In the module multiprocessing environment could you not use shared
memory, then, for the large shared data items?
Our software runs in real time (so performance is paramount),
interacts with other static libraries, depends on worker threads to
perform real-time image manipulation, and leverages Windows and Mac OS
API concepts and features. Python's performance hits have generally
been a huge challenge with our animators because they often have to go
back and massage their python code to improve execution performance.
So, in short, there are many reasons why we use python as a part
rather than a whole.
The other area of pain that I mentioned in one of my other posts is
that what we ship, above all, can't be flaky. The lack of module
cleanup (intended to be addressed by PEP 3121), using a duplicate copy
of the python dynamic lib, and namespace black magic to achieve
independent interpreters are all examples that have made using python
for us much more challenging and time-consuming then we ever
anticipated.
Again, if it turns out nothing can be done about our needs (which
appears to be more and more like the case), I think it's important for
everyone here to consider the points raised here in the last week.
Moreover, realize that the python dev community really stands to gain
from making python usable as a tool (rather than a monolith).
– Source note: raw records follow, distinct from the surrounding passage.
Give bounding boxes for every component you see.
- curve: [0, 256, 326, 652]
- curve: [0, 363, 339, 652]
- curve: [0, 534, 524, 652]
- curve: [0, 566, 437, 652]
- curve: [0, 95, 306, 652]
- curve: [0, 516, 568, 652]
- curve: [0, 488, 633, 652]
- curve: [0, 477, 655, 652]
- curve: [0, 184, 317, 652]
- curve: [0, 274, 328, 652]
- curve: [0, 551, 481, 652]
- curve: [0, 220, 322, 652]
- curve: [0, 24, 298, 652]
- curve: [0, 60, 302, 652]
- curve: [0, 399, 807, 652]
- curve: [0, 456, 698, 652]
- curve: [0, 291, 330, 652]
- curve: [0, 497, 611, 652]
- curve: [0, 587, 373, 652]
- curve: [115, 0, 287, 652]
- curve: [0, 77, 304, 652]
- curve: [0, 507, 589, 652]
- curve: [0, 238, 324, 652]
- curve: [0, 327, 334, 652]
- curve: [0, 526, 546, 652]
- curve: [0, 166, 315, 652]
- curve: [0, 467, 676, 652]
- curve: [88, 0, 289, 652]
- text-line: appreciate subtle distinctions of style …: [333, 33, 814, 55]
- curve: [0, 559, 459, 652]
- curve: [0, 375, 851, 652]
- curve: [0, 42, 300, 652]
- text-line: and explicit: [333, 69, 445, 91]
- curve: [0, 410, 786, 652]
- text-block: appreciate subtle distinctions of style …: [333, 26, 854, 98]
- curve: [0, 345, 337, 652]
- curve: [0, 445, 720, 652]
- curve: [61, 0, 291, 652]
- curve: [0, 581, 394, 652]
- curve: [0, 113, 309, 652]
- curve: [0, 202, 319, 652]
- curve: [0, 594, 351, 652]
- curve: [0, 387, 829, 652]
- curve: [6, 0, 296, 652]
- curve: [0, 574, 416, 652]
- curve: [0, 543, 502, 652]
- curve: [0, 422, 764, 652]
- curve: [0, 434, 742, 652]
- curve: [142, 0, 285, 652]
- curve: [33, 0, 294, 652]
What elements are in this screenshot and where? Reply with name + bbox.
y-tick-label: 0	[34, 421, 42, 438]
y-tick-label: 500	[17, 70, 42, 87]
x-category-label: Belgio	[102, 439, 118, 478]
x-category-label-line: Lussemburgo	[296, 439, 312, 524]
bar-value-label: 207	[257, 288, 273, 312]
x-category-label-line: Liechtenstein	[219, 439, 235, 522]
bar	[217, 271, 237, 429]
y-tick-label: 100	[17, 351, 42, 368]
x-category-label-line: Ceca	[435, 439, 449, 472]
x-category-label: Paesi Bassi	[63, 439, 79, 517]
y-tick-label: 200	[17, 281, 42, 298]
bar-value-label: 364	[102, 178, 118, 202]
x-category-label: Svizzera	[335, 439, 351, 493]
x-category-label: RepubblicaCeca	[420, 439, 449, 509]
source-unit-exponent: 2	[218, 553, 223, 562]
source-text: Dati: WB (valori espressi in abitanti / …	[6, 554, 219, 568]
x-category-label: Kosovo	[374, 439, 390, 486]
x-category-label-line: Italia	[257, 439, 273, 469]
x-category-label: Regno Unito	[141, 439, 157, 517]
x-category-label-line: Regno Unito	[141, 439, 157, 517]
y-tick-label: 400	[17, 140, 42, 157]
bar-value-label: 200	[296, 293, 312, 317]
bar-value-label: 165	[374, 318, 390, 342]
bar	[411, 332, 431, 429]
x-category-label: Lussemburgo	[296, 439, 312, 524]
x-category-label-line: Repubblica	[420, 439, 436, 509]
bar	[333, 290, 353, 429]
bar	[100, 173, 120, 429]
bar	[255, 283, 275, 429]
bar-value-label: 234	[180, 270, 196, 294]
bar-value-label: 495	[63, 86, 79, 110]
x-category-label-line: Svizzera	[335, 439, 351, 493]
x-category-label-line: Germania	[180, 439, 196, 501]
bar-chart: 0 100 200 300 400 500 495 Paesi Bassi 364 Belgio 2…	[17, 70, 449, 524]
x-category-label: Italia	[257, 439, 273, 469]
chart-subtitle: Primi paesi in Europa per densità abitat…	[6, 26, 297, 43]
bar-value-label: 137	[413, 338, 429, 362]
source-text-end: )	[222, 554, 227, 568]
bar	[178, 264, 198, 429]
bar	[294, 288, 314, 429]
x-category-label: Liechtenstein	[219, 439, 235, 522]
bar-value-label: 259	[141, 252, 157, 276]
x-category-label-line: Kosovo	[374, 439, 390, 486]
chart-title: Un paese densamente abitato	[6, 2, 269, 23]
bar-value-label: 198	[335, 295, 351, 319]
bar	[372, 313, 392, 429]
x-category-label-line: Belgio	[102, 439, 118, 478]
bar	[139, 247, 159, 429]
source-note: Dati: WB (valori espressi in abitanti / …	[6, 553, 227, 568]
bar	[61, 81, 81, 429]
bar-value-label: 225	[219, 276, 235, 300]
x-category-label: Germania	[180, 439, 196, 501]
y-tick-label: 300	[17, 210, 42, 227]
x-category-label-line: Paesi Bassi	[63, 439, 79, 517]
This
fact alone has caused lua to *rapidly* rise in popularity with
software companies looking to embed a powerful, lightweight
interpreter in their software.
As a python language fan an enthusiast, don't let lua win! (I say
this endearingly of course--I have the utmost respect for both
communities and I only want to see CPython be an attractive pick when
a company is looking to embed a language that won't intrude upon their
app's design).
Thanks for the further explanations.